Liz Boulter, The Guardian, February 25, 2015
January drizzle didn’t spoil the fun for the Florentine families of the Oltrarno district at a free street party on the 14th-century Piazza del Carmine: stilt walkers, a circus workshop, music and stalls marked its €3.6m transformation from open-air car park to pleasant, pedestrianised square.
“This is a victory,” said mayor Dario Nardella. “The square should be inhabited by people, not cars; a place for living and making a living.”
The same day, more than 300 people had enjoyed the view from the centuries-old walkway above the ancient Porta Romana, reopened after a decade. The gate is part of Florence’s medieval fortifications, and this is the only part of the city where bits survive. Over the river, the defences were demolished in the 1800s to make way for new roads and neighbourhoods.

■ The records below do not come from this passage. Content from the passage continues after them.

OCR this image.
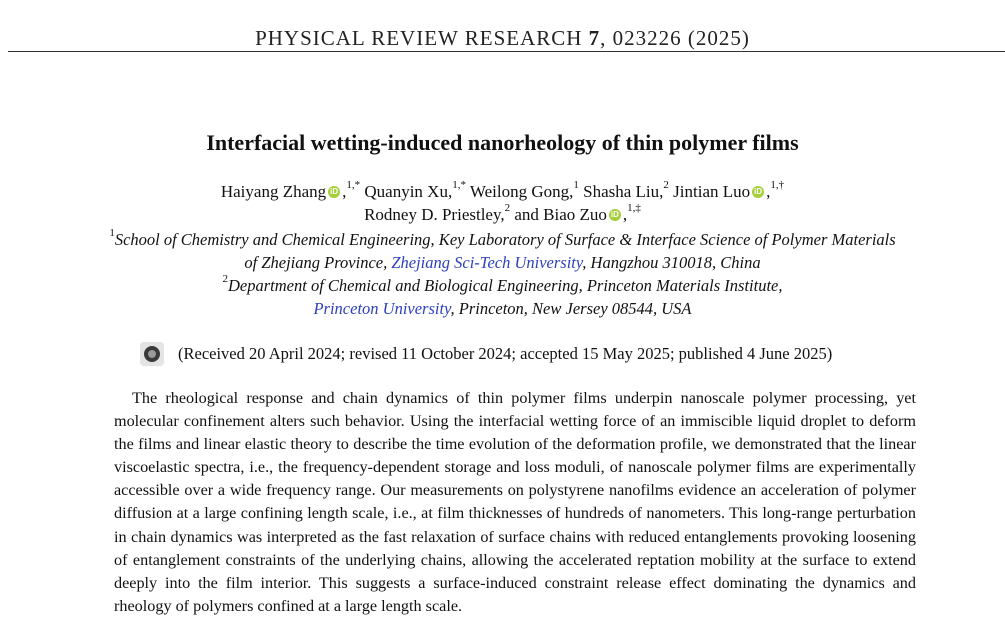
PHYSICAL REVIEW RESEARCH 7, 023226 (2025)
Interfacial wetting-induced nanorheology of thin polymer films
Haiyang Zhang iD ,$^{1,*}$ Quanyin Xu,$^{1,*}$ Weilong Gong,$^1$ Shasha Liu,$^2$ Jintian Luo iD ,$^{1,\dagger}$
Rodney D. Priestley,$^2$ and Biao Zuo iD ,$^{1,\ddagger}$
$^1$School of Chemistry and Chemical Engineering, Key Laboratory of Surface & Interface Science of Polymer Materials
of Zhejiang Province, Zhejiang Sci-Tech University, Hangzhou 310018, China
$^2$Department of Chemical and Biological Engineering, Princeton Materials Institute,
Princeton University, Princeton, New Jersey 08544, USA
(Received 20 April 2024; revised 11 October 2024; accepted 15 May 2025; published 4 June 2025)
The rheological response and chain dynamics of thin polymer films underpin nanoscale polymer processing, yet molecular confinement alters such behavior. Using the interfacial wetting force of an immiscible liquid droplet to deform the films and linear elastic theory to describe the time evolution of the deformation profile, we demonstrated that the linear viscoelastic spectra, i.e., the frequency-dependent storage and loss moduli, of nanoscale polymer films are experimentally accessible over a wide frequency range. Our measurements on polystyrene nanofilms evidence an acceleration of polymer diffusion at a large confining length scale, i.e., at film thicknesses of hundreds of nanometers. This long-range perturbation in chain dynamics was interpreted as the fast relaxation of surface chains with reduced entanglements provoking loosening of entanglement constraints of the underlying chains, allowing the accelerated reptation mobility at the surface to extend deeply into the film interior. This suggests a surface-induced constraint release effect dominating the dynamics and rheology of polymers confined at a large length scale.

Being overlooked has not always worked in the Oltrarno’s favour, though. As mass tourism boomed, visitors would cross the river to visit the Boboli Gardens and Pitti Palace, but bypass the rest of this characterful area of narrow streets and artisans’ workshops. “A short-cut to the centre, rather than a destination,” as Nardella put it.
But the city is working on bringing more tourism to the Oltrarno. There have been protests at gentrification and loss of parking, but the district already has a different feel, helped by the extension last month of Florence’s restricted traffic zone. Non-residents now cannot drive or park here in daytime or summer evenings.
The great thing about being over the river from some of the world’s top Renaissance sights is the views, and the Oltrarno is making the most of this, with ancient buildings repurposed as bars and restaurants, and bringing more passing trade for artisans. (There is a project afoot to mark all the Oltrarno workshops – ceramicists, jewellers, woodworkers, paper marblers and more – on Google Maps.)
For a stay with great views, Al Giardino delle Rose (doubles from €100, algiardinodellerose.com) is a cute guesthouse on a hilly street near the Rose Garden, but the owners also let a one-bedroom flat (sleeps four, with sofabed, from €160 a night) on narrow Via Toscanella, near the Ponte Vecchio. More stylish Soprarno Suites on Via Maggio (doubles from €130 B&B, soprarnosuites.com) has 10 rooms displaying offbeat art. For a budget bed, new hostel Tasso (from €25pp B&B, ostellotassofirenze.it) has minimal, chic rooms and dorms.
New places to eat include ZEB gastronomia on Via San Miniato: it has no menu but a tempting counter display of soups, pastas and mains. Or make a night of it at The Speakeasy 23, on Via San Niccolò, which has wines, craft beers and deli items, plus live music or DJ sets Wednesday to Sunday.
Berberè pizza joint
Berberè, Bologna’s right-on pizza joint, chose the Oltrarno’s Piazza De’ Nerli for its Florence outpost, serving sustainable pizzas and craft beers under whitewashed arches with modernist “frescoes”. Equally organic, and near the Tasso hostel, Gnam does good-value soups and burgers.
Stay sustainable with a choice of 150 organic wines to wash down “zero-km” vegetable dishes at Vivanda, near the Pitti Palace. Or head to Bevo Vino on Via San Niccolò for free aperitivo snacks with a glass of prosecco.
New shops include the studio of Marina Calamai (marinacalamai.it ) on Via Santo Spirito. Her, who creates crazy cake-themed sculptures, paintings and jewellery. The jewellery is equally unusual, if less gastronomic, at Angela Caputi (angelacaputi.com) up the street, as are the beautiful clothes and accessories at Quelle Tre (quelletre.it), run by three designer sisters.
But don’t bank on parking up the steps from Bevo Vino in panoramic Piazzale Michelangelo – it, too, is in the mayor’s sights: he promises to have the square cleared and pedestrianised by the end of the year.